Boucherie

Boucherie : n.f.  Le terme « boucherie » regroupe l’ensemble des activités liées à la transformation et à la commercialisation des animaux d’élevage destinés à la consommation humaine.
Le mot désigne aussi le magasin de vente des viandes crues de bœuf, veau, agneau, mouton, porc, ainsi que des abats, volailles et gibier.
Quand il s’agit d’équidés (cheval, âne, mulet), on parle de boucherie « hippophagique » ou « chevaline ».
– Histoire de la boucherie : Dès la Rome antique, la profession de boucher fut réglementée, diversifiée et dotée de privilèges. En s’inspirant du corps des maîtres bouchers romains, la Gaule transmit au Moyen Âge la tradition des charges héréditaires.
C’est en 1096 que fut créé le premier commerce de boucherie de Paris (sur l’actuelle place du Châtelet dans le Ier arrondissement).
Peu à peu se constitua la riche et puissante caste de la Grande-Boucherie, qui fut longtemps gouvernée par quelques familles et dont le rôle politique alla grandissant. Elle dut cependant, au XVIIe siècle, abandonner aux charcutiers le commerce du porc, et les statuts enregistrés en 1589 fixèrent les droits et les obligations des bouchers – notamment l’obligation de vendre la viande après l’avoir pesée sur une balance, et non plus à l’estime.

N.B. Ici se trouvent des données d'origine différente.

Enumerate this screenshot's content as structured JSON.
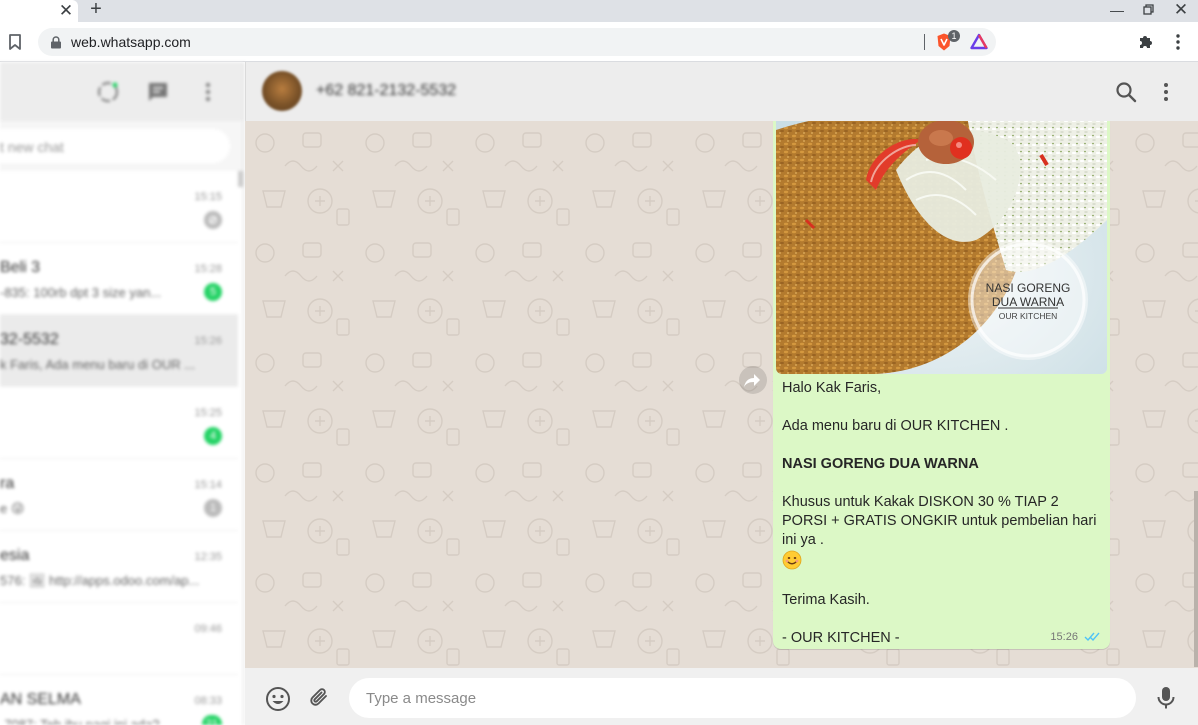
{
  "browser": {
    "url": "web.whatsapp.com",
    "brave_shield_count": "1"
  },
  "left_panel": {
    "search_placeholder": "t new chat",
    "chats": [
      {
        "name": "",
        "time": "15:15",
        "preview": "",
        "badge": "",
        "muted_icon": true
      },
      {
        "name": "Beli 3",
        "time": "15:28",
        "preview": "-835: 100rb dpt 3 size yan...",
        "badge": "5"
      },
      {
        "name": "32-5532",
        "time": "15:26",
        "preview": "k Faris, Ada menu baru di OUR ...",
        "badge": "",
        "active": true
      },
      {
        "name": "",
        "time": "15:25",
        "preview": "",
        "badge": "4"
      },
      {
        "name": "ra",
        "time": "15:14",
        "preview": "e 😜",
        "badge": "1",
        "badge_grey": true
      },
      {
        "name": "esia",
        "time": "12:35",
        "preview": "576: 🖼 http://apps.odoo.com/ap...",
        "badge": ""
      },
      {
        "name": "",
        "time": "09:46",
        "preview": "",
        "badge": ""
      },
      {
        "name": "AN SELMA",
        "time": "08:33",
        "preview": "-7087: Teh ibu pagi ini ada?",
        "badge": "21"
      }
    ]
  },
  "chat": {
    "contact_name": "+62 821-2132-5532",
    "message": {
      "image_caption": {
        "line1": "NASI GORENG",
        "line2": "DUA WARNA",
        "line3": "OUR KITCHEN"
      },
      "greeting": "Halo Kak Faris,",
      "intro": "Ada menu baru di OUR KITCHEN .",
      "title": "NASI GORENG DUA WARNA",
      "promo": "Khusus untuk Kakak DISKON 30 % TIAP 2 PORSI + GRATIS ONGKIR untuk pembelian hari ini ya .",
      "thanks": "Terima Kasih.",
      "signature": "- OUR KITCHEN -",
      "time": "15:26",
      "status": "read"
    }
  },
  "composer": {
    "placeholder": "Type a message"
  },
  "colors": {
    "chat_background": "#e5ddd5",
    "outgoing_bubble": "#dcf8c6",
    "read_ticks": "#4fc3f7",
    "unread_badge": "#25d366"
  }
}
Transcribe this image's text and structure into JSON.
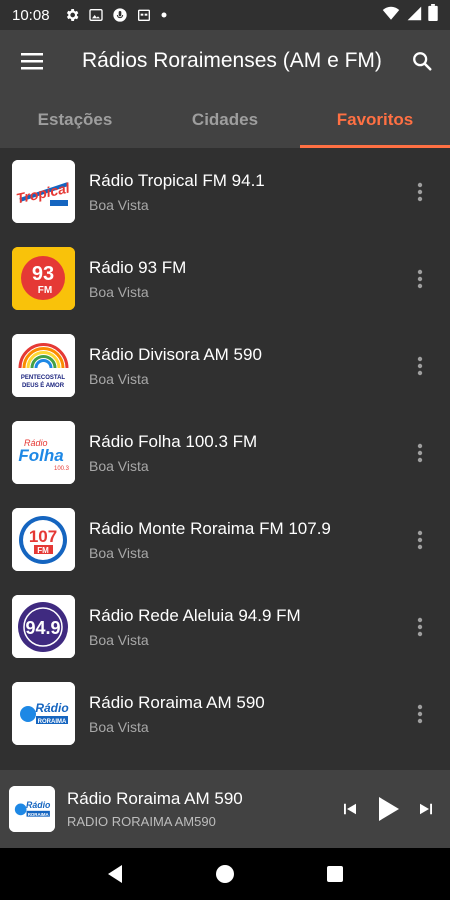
{
  "status": {
    "time": "10:08"
  },
  "appbar": {
    "title": "Rádios Roraimenses (AM e FM)"
  },
  "tabs": [
    {
      "label": "Estações"
    },
    {
      "label": "Cidades"
    },
    {
      "label": "Favoritos",
      "active": true
    }
  ],
  "stations": [
    {
      "name": "Rádio Tropical FM 94.1",
      "city": "Boa Vista",
      "logo_text": "Tropical"
    },
    {
      "name": "Rádio 93 FM",
      "city": "Boa Vista",
      "logo_text": "93 FM"
    },
    {
      "name": "Rádio Divisora AM 590",
      "city": "Boa Vista",
      "logo_text": "PENTECOSTAL DEUS É AMOR"
    },
    {
      "name": "Rádio Folha 100.3 FM",
      "city": "Boa Vista",
      "logo_text": "Folha"
    },
    {
      "name": "Rádio Monte Roraima FM 107.9",
      "city": "Boa Vista",
      "logo_text": "107 FM"
    },
    {
      "name": "Rádio Rede Aleluia 94.9 FM",
      "city": "Boa Vista",
      "logo_text": "94.9"
    },
    {
      "name": "Rádio Roraima AM 590",
      "city": "Boa Vista",
      "logo_text": "Rádio RORAIMA"
    }
  ],
  "player": {
    "title": "Rádio Roraima AM 590",
    "subtitle": "RADIO RORAIMA AM590"
  },
  "colors": {
    "accent": "#ff7043",
    "appbar": "#424242",
    "background": "#303030"
  }
}
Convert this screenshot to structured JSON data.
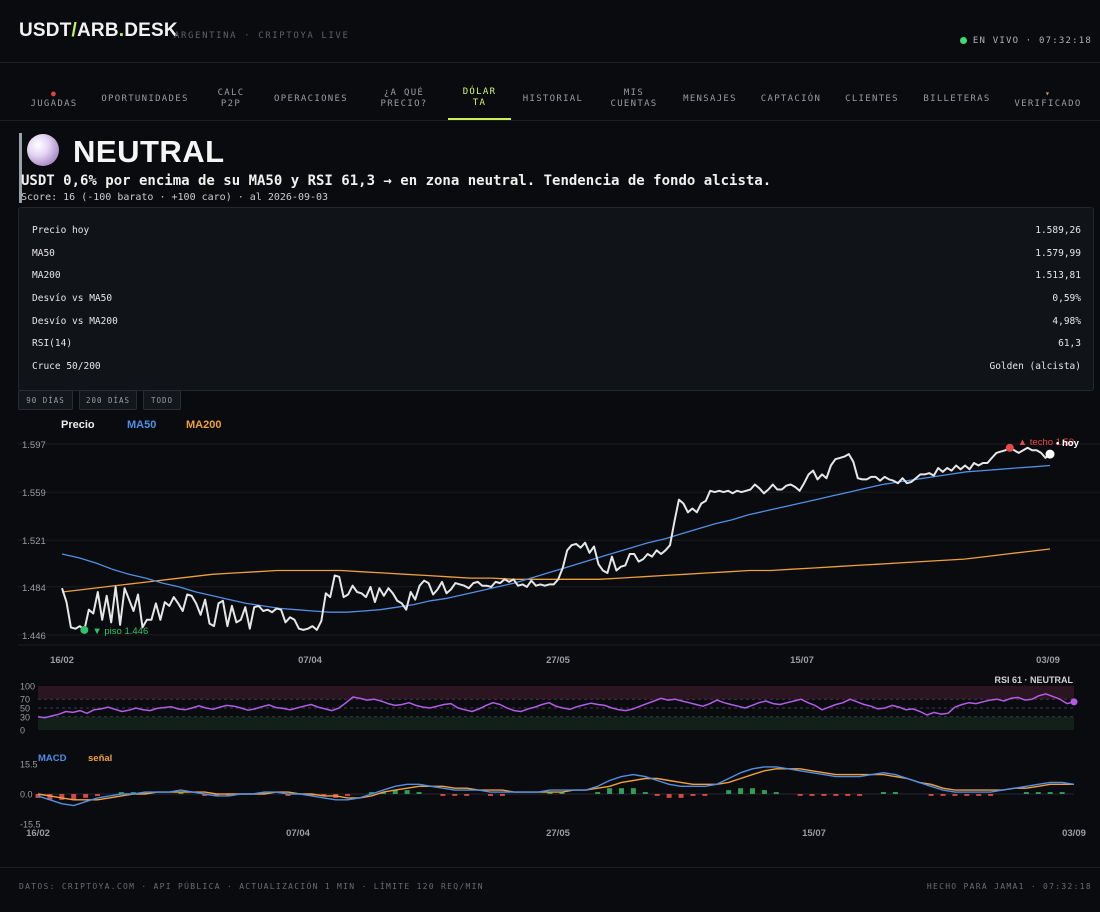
{
  "app": {
    "brand_a": "USDT",
    "brand_slash": "/",
    "brand_b": "ARB",
    "brand_dot": ".",
    "brand_c": "DESK",
    "subtitle": "ARGENTINA · CRIPTOYA LIVE",
    "live_label": "EN VIVO · 07:32:18"
  },
  "nav": {
    "tabs": [
      {
        "label": "JUGADAS",
        "icon": "alert-dot-icon"
      },
      {
        "label": "OPORTUNIDADES"
      },
      {
        "label1": "CALC",
        "label2": "P2P"
      },
      {
        "label": "OPERACIONES"
      },
      {
        "label1": "¿A QUÉ",
        "label2": "PRECIO?"
      },
      {
        "label1": "DÓLAR",
        "label2": "TA",
        "active": true
      },
      {
        "label": "HISTORIAL"
      },
      {
        "label1": "MIS",
        "label2": "CUENTAS"
      },
      {
        "label": "MENSAJES"
      },
      {
        "label": "CAPTACIÓN"
      },
      {
        "label": "CLIENTES"
      },
      {
        "label": "BILLETERAS"
      },
      {
        "label": "VERIFICADO",
        "icon": "shield-icon"
      }
    ]
  },
  "signal": {
    "state": "NEUTRAL",
    "summary": "USDT 0,6% por encima de su MA50 y RSI 61,3 → en zona neutral. Tendencia de fondo alcista.",
    "score": "Score: 16 (-100 barato · +100 caro) · al 2026-09-03"
  },
  "stats": [
    {
      "label": "Precio hoy",
      "value": "1.589,26"
    },
    {
      "label": "MA50",
      "value": "1.579,99"
    },
    {
      "label": "MA200",
      "value": "1.513,81"
    },
    {
      "label": "Desvío vs MA50",
      "value": "0,59%"
    },
    {
      "label": "Desvío vs MA200",
      "value": "4,98%"
    },
    {
      "label": "RSI(14)",
      "value": "61,3"
    },
    {
      "label": "Cruce 50/200",
      "value": "Golden (alcista)"
    }
  ],
  "ranges": [
    "90 DÍAS",
    "200 DÍAS",
    "TODO"
  ],
  "colors": {
    "accent": "#c7f25a",
    "price": "#e6e6e6",
    "ma50": "#4f8fe6",
    "ma200": "#f0a03a",
    "rsi": "#b45be8",
    "macd": "#4f8fe6",
    "signal_line": "#f0a03a",
    "hist_pos": "#2e9d5a",
    "hist_neg": "#d04848",
    "high_marker": "#e84848",
    "low_marker": "#2ec26a"
  },
  "chart_data": [
    {
      "type": "line",
      "legend": [
        "Precio",
        "MA50",
        "MA200"
      ],
      "x_tick_labels": [
        "16/02",
        "07/04",
        "27/05",
        "15/07",
        "03/09"
      ],
      "y_tick_labels": [
        "1.597",
        "1.559",
        "1.521",
        "1.484",
        "1.446"
      ],
      "ylim": [
        1446,
        1597
      ],
      "annotations": {
        "high": "▲ techo 1.59",
        "low": "▼ piso 1.446",
        "today": "• hoy"
      },
      "series": [
        {
          "name": "Precio",
          "values": [
            1483,
            1472,
            1452,
            1451,
            1453,
            1450,
            1466,
            1463,
            1480,
            1458,
            1477,
            1456,
            1484,
            1454,
            1483,
            1474,
            1465,
            1478,
            1452,
            1458,
            1458,
            1471,
            1458,
            1472,
            1469,
            1476,
            1471,
            1465,
            1478,
            1477,
            1471,
            1462,
            1474,
            1455,
            1453,
            1471,
            1473,
            1453,
            1469,
            1456,
            1458,
            1468,
            1451,
            1468,
            1469,
            1465,
            1466,
            1464,
            1467,
            1466,
            1456,
            1460,
            1458,
            1451,
            1450,
            1451,
            1453,
            1450,
            1457,
            1479,
            1476,
            1493,
            1492,
            1476,
            1478,
            1485,
            1480,
            1479,
            1476,
            1484,
            1472,
            1483,
            1477,
            1483,
            1479,
            1473,
            1471,
            1466,
            1480,
            1474,
            1485,
            1489,
            1487,
            1478,
            1482,
            1488,
            1479,
            1482,
            1487,
            1486,
            1485,
            1483,
            1487,
            1488,
            1485,
            1485,
            1484,
            1488,
            1487,
            1490,
            1488,
            1490,
            1485,
            1486,
            1484,
            1489,
            1485,
            1486,
            1485,
            1486,
            1486,
            1490,
            1499,
            1513,
            1517,
            1518,
            1515,
            1519,
            1511,
            1516,
            1502,
            1497,
            1495,
            1508,
            1497,
            1500,
            1501,
            1510,
            1510,
            1504,
            1506,
            1510,
            1508,
            1513,
            1510,
            1513,
            1517,
            1536,
            1553,
            1550,
            1543,
            1546,
            1543,
            1550,
            1552,
            1560,
            1559,
            1560,
            1559,
            1560,
            1558,
            1560,
            1559,
            1560,
            1561,
            1565,
            1562,
            1558,
            1561,
            1565,
            1561,
            1561,
            1564,
            1565,
            1563,
            1560,
            1566,
            1573,
            1576,
            1569,
            1573,
            1570,
            1580,
            1585,
            1586,
            1587,
            1589,
            1583,
            1570,
            1569,
            1569,
            1571,
            1571,
            1568,
            1571,
            1569,
            1568,
            1566,
            1570,
            1566,
            1567,
            1570,
            1573,
            1573,
            1574,
            1572,
            1578,
            1575,
            1578,
            1576,
            1580,
            1577,
            1580,
            1577,
            1582,
            1580,
            1582,
            1582,
            1586,
            1590,
            1591,
            1592,
            1594,
            1592,
            1590,
            1592,
            1594,
            1592,
            1592,
            1590,
            1586,
            1589
          ]
        },
        {
          "name": "MA50",
          "values": [
            1510,
            1507,
            1503,
            1498,
            1494,
            1491,
            1487,
            1484,
            1480,
            1477,
            1474,
            1471,
            1469,
            1467,
            1466,
            1465,
            1464,
            1464,
            1465,
            1466,
            1468,
            1470,
            1473,
            1475,
            1478,
            1481,
            1484,
            1487,
            1491,
            1495,
            1499,
            1503,
            1507,
            1511,
            1515,
            1519,
            1522,
            1526,
            1530,
            1534,
            1537,
            1541,
            1544,
            1547,
            1550,
            1553,
            1556,
            1559,
            1562,
            1565,
            1567,
            1569,
            1571,
            1573,
            1575,
            1576,
            1577,
            1578,
            1579,
            1580
          ]
        },
        {
          "name": "MA200",
          "values": [
            1480,
            1482,
            1484,
            1486,
            1488,
            1490,
            1492,
            1494,
            1495,
            1496,
            1497,
            1497,
            1497,
            1497,
            1496,
            1495,
            1494,
            1493,
            1492,
            1491,
            1491,
            1490,
            1490,
            1490,
            1490,
            1490,
            1491,
            1492,
            1493,
            1494,
            1495,
            1496,
            1497,
            1497,
            1498,
            1499,
            1500,
            1501,
            1502,
            1503,
            1504,
            1505,
            1506,
            1508,
            1510,
            1512,
            1514
          ]
        }
      ]
    },
    {
      "type": "line",
      "label": "RSI 61 · NEUTRAL",
      "y_tick_labels": [
        "100",
        "70",
        "50",
        "30",
        "0"
      ],
      "ylim": [
        0,
        100
      ],
      "series": [
        {
          "name": "RSI",
          "values": [
            30,
            28,
            32,
            36,
            42,
            40,
            44,
            38,
            46,
            48,
            52,
            47,
            42,
            45,
            50,
            46,
            44,
            49,
            51,
            53,
            48,
            46,
            50,
            55,
            50,
            47,
            52,
            56,
            54,
            50,
            45,
            48,
            53,
            57,
            51,
            49,
            46,
            50,
            54,
            58,
            52,
            48,
            44,
            50,
            62,
            75,
            72,
            68,
            70,
            66,
            60,
            56,
            58,
            62,
            56,
            52,
            50,
            54,
            58,
            60,
            50,
            46,
            42,
            48,
            56,
            62,
            58,
            50,
            44,
            42,
            48,
            52,
            58,
            62,
            54,
            50,
            47,
            53,
            57,
            61,
            58,
            56,
            50,
            46,
            44,
            48,
            54,
            60,
            66,
            72,
            68,
            70,
            66,
            62,
            58,
            54,
            60,
            68,
            62,
            58,
            54,
            50,
            56,
            62,
            66,
            60,
            58,
            62,
            66,
            70,
            62,
            56,
            46,
            52,
            58,
            62,
            70,
            64,
            58,
            54,
            48,
            50,
            56,
            52,
            46,
            48,
            42,
            34,
            40,
            36,
            38,
            52,
            58,
            62,
            60,
            64,
            68,
            70,
            66,
            72,
            74,
            68,
            70,
            78,
            82,
            76,
            70,
            60,
            64
          ]
        }
      ]
    },
    {
      "type": "bar",
      "legend": [
        "MACD",
        "señal"
      ],
      "x_tick_labels": [
        "16/02",
        "07/04",
        "27/05",
        "15/07",
        "03/09"
      ],
      "y_tick_labels": [
        "15.5",
        "0.0",
        "-15.5"
      ],
      "ylim": [
        -15.5,
        15.5
      ],
      "series": [
        {
          "name": "MACD",
          "values": [
            -1,
            -3,
            -5,
            -6,
            -4,
            -2,
            -1,
            0,
            0,
            1,
            1,
            1,
            2,
            1,
            0,
            -1,
            -1,
            0,
            0,
            1,
            1,
            0,
            0,
            -1,
            -2,
            -3,
            -3,
            -2,
            0,
            2,
            4,
            5,
            5,
            4,
            3,
            2,
            2,
            2,
            1,
            1,
            1,
            1,
            1,
            2,
            2,
            2,
            2,
            4,
            7,
            9,
            10,
            9,
            7,
            5,
            4,
            4,
            4,
            5,
            8,
            11,
            13,
            14,
            14,
            13,
            12,
            11,
            10,
            9,
            9,
            9,
            10,
            11,
            10,
            8,
            6,
            4,
            2,
            1,
            1,
            1,
            1,
            2,
            3,
            4,
            5,
            6,
            6,
            5
          ]
        },
        {
          "name": "señal",
          "values": [
            0,
            -1,
            -2,
            -3,
            -3,
            -3,
            -2,
            -1,
            0,
            0,
            1,
            1,
            1,
            1,
            1,
            0,
            0,
            0,
            0,
            0,
            1,
            1,
            0,
            0,
            -1,
            -1,
            -2,
            -2,
            -1,
            1,
            2,
            3,
            4,
            4,
            4,
            3,
            3,
            2,
            2,
            2,
            1,
            1,
            1,
            1,
            1,
            2,
            2,
            3,
            4,
            6,
            7,
            8,
            8,
            7,
            6,
            5,
            5,
            5,
            6,
            8,
            10,
            12,
            13,
            13,
            13,
            12,
            11,
            10,
            10,
            10,
            10,
            10,
            9,
            8,
            6,
            5,
            3,
            2,
            2,
            2,
            2,
            2,
            3,
            3,
            4,
            5,
            5,
            5
          ]
        },
        {
          "name": "histograma",
          "values": [
            -2,
            -3,
            -3,
            -3,
            -2,
            -1,
            0,
            1,
            1,
            1,
            0,
            0,
            1,
            0,
            -1,
            -1,
            -1,
            0,
            0,
            1,
            0,
            -1,
            0,
            -1,
            -1,
            -2,
            -1,
            0,
            1,
            1,
            2,
            2,
            1,
            0,
            -1,
            -1,
            -1,
            0,
            -1,
            -1,
            0,
            0,
            0,
            1,
            1,
            0,
            0,
            1,
            3,
            3,
            3,
            1,
            -1,
            -2,
            -2,
            -1,
            -1,
            0,
            2,
            3,
            3,
            2,
            1,
            0,
            -1,
            -1,
            -1,
            -1,
            -1,
            -1,
            0,
            1,
            1,
            0,
            0,
            -1,
            -1,
            -1,
            -1,
            -1,
            -1,
            0,
            0,
            1,
            1,
            1,
            1,
            0
          ]
        }
      ]
    }
  ],
  "footer": {
    "left": "DATOS: CRIPTOYA.COM · API PÚBLICA · ACTUALIZACIÓN 1 MIN · LÍMITE 120 REQ/MIN",
    "right": "HECHO PARA JAMA1 · 07:32:18"
  }
}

Jusqu’à la Révolution, la corporation des bouchers resta entre les mains d’une vingtaine de familles. Celles-ci organisaient chaque année deux grandes manifestations : leur fête votive (la Saint-Nicolas), le 6 décembre, et le « défilé du bœuf gras », qui avait lieu au moment du carnaval (l’origine du mot « carnaval », vient de « ôter –levare- la viande –carne-) ») et notamment le Mardi gras, juste avant le Carême (voir Bœuf).
– La boucherie des temps modernes. Autrefois, de nombreuses boucheries assuraient l’ensemble des activités de transformation, depuis l’achat de l’animal sur pied jusqu’à la vente au détail.
Aujourd’hui, elles se consacrent essentiellement à la préparation des carcasses, des quartiers et des morceaux de demi-gros : découpage, désossage, parage et présentation. La boucherie est encore l’un des métiers de l’alimentation où le travail demeure en grande partie manuel.
Cependant, les exigences commerciales ont amené nombre de bouchers à proposer des produits de charcuterie et des plats préparés.
Les magasins de grande surface – supermarchés et hypermarchés – commercialisent près de 80 % de la viande vendue aux particuliers. Celle-ci est découpée en totalité ou en partie sur place, ou livrée de l’extérieur ; elle peut être préparée à la demande ou proposée en libre-service. Les conditionnements sont réalisés dans des ateliers généralement visibles par la clientèle et très contrôlés par les services vétérinaires.
– Voir aussi Boucherie sour Argot de bouche.